Anand assured KL is not backing rebels
Published on October 09, 2005 - National Reconciliation Commission chairman Anand Panyarachun said yesterday that he had held a meeting with Malaysian leaders, who had assured him that Malaysia had never supported separatism or insurgency in Thailand.
Anand separately met Prime Minister Abdullah Badawi and former prime minister Mahathir Mohamad in Kuala Lumpur.
“We had frank and open discussions about the violence in the South. Dr Mahathir assured me that his country had never backed insurgents or the [now defunct] Pattani United Liberation Organisation,” Anand said.
The assurance was, he said, credible inasmuch as no country wished problems on a neighbour involving fighting in its own vicinity.
Malaysian officials told Anand that although the violence in the south had caused misunderstanding between Thailand and Malaysia, the two sides should continue to talk and try to resolve the misunderstanding.
Anand, a former premier, did not say when he had met the Malaysian leaders but said he would inform Prime Minister Thaksin Shinawatra of the details of the discussions.
Meanwhile Malaysia’s foreign minister, whose comments on 131 Thai Muslims who fled to Malaysia drew protest from Bangkok, has suggested the countries hold talks to avoid any further misunderstanding.
“It is best for both sides to keep talking until the issue is resolved,” Syed Hamid Albar was quoted as saying in the New Straits Times newspaper.
The Thai Ministry of Foreign Affairs on Friday summoned Malaysian Ambassador Shaarani Ibrahim to protest against Syed Hamid’s comments that Malaysia would only return the 131 Thai Muslims, who reportedly fled violence in Thailand, if Bangkok could guarantee their human rights.
Bangkok said it considered the comments “interference in the internal affairs” of Thailand.

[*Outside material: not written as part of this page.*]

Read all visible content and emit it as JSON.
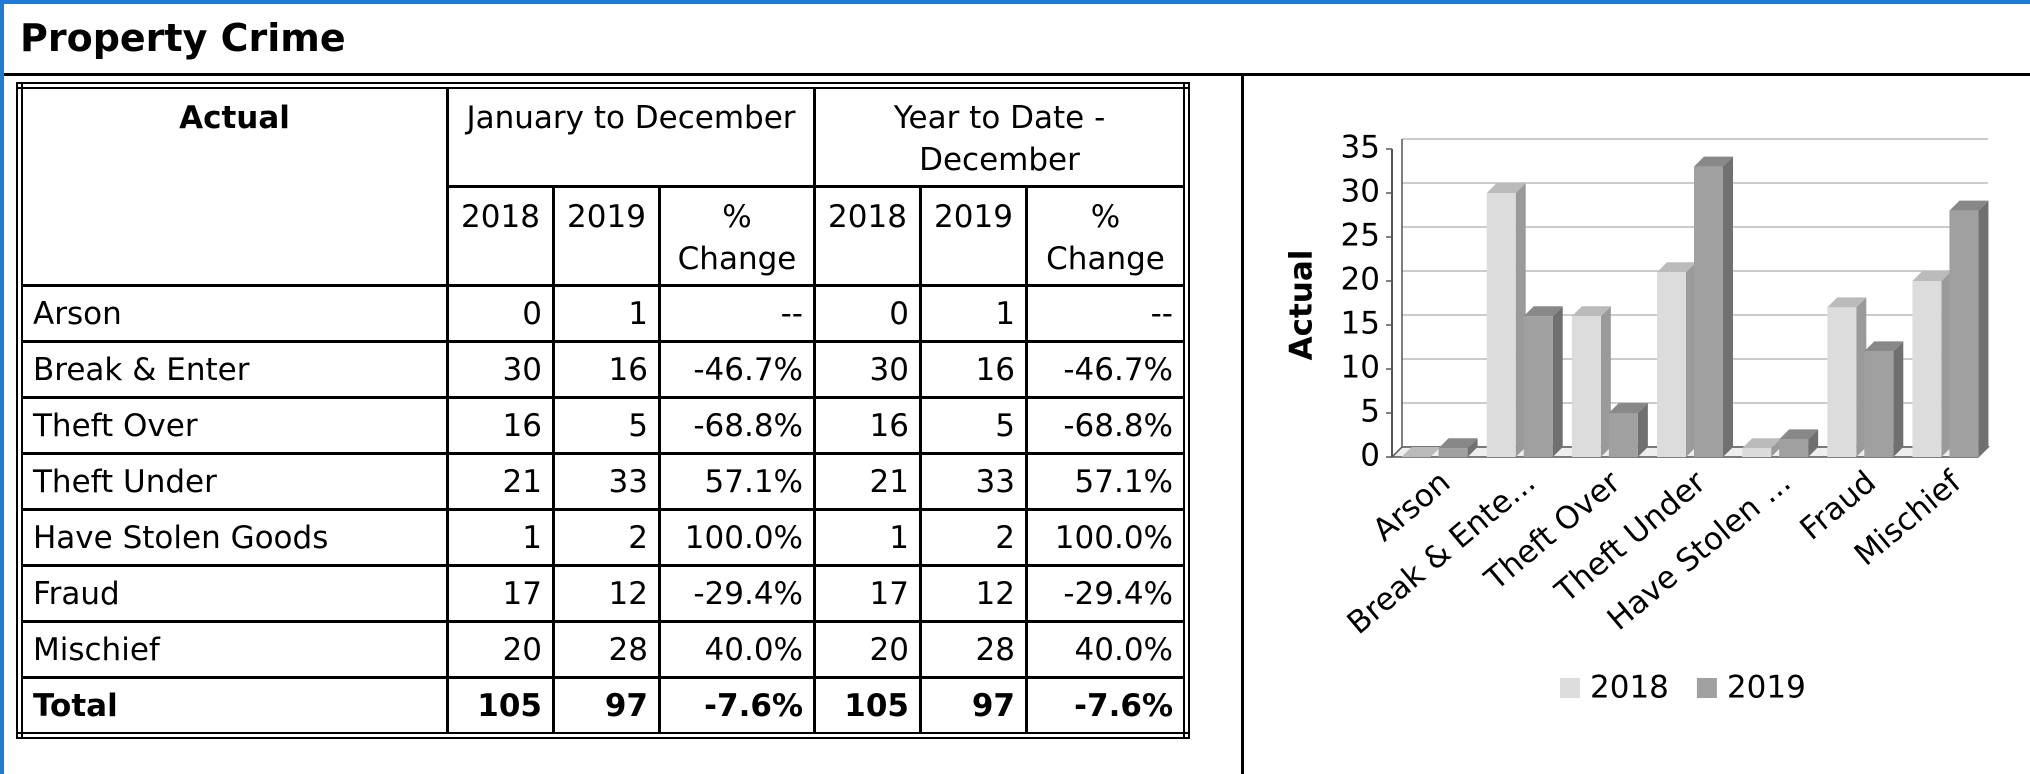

Syed Hamid told the paper that Malaysia had no desire to interfere in Thailand’s affairs and “would only react when neighbouring countries’ affairs affect Malaysia”.
He made no direct reference to the 131 asylum-seekers but said he was confident that Thailand would do whatever necessary to protect its people.
“We are sure that the Thai authorities are doing their best to deal with matters within their country,” he said. “We will deal with matters within our country.”
The group of 131 people crossed into Malaysia in late August, reportedly fearing persecution by Thai security forces fighting insurgency in the restive South.
However, Thai officials claim that militants manipulated the asylum-seekers into crossing the border as a political manoeuvre and that at least one of the 131 is an insurgent trying to escape arrest.
Thailand has said it is not happy that Malaysia allowed the UN High Commissioner for Refugees (UNHCR) to interview the group, who were detained in Kelantan state. Malaysia recently moved the group to Terengganu state without prior notification of Thai authorities.
Anand, also a former ambassador, said it was the UNHCR’s duty to investigate the problem and to provide protection to people who had fled to another country.
“I don’t think that the UNHCR’s role in the matter was interference in [Thailand’s] internal affairs,” he said.
The PM’s advisor, Wan Mohammad Noor Matha, will meet Badawi in Terengganu on October 17 to talk about the future of the 131 Thai Muslims.
Wan Noor’s advisor, Suthiphan Sririkanon, said Wan Noor had been invited by Terengganu’s leader to meet Abdullah at a dinner to follow the day’s Ramadan fasting. It is hoped that the meeting will help heal the conflicts arising from the issue, he said.
Meanwhile Thaksin said in his weekly radio programme that many Muslims in the deep South were not cooperating with government efforts to hunt down rebels and quell a bloody insurgency in southern Thailand.
“I discovered that there was a low level of cooperation among Muslims in the South because villagers were frightened. That is because insurgents are living together with them in the villages,” Thaksin said.
He said he had discovered this during his visit to the South on Thursday and Friday.
Violence continued yesterday, as two people were shot to death in Pattani’s Yarang district as they were going home after selling vegetables.
Thanong Chumanee, 48, and his wife Supaporn, 46, were heading home along the Pattani-Yala road when two men on a motorcycle approached them from behind and shot them, killing them instantly.
The killers left a note near the bodies, saying the two had been killed in retaliation for recent arrests of suspects in the beating deaths of two marines last month.
Earlier, in Narathiwat’s Sungai Padi district, Mahamaroe Da-oh, 40, a village defence volunteer, was killed by two gunmen on a motorcycle. Police said he had been erecting fences when the gunmen shot him from behind.
Mahamaroe was rushed to a hospital nearby, where he was pronounced dead.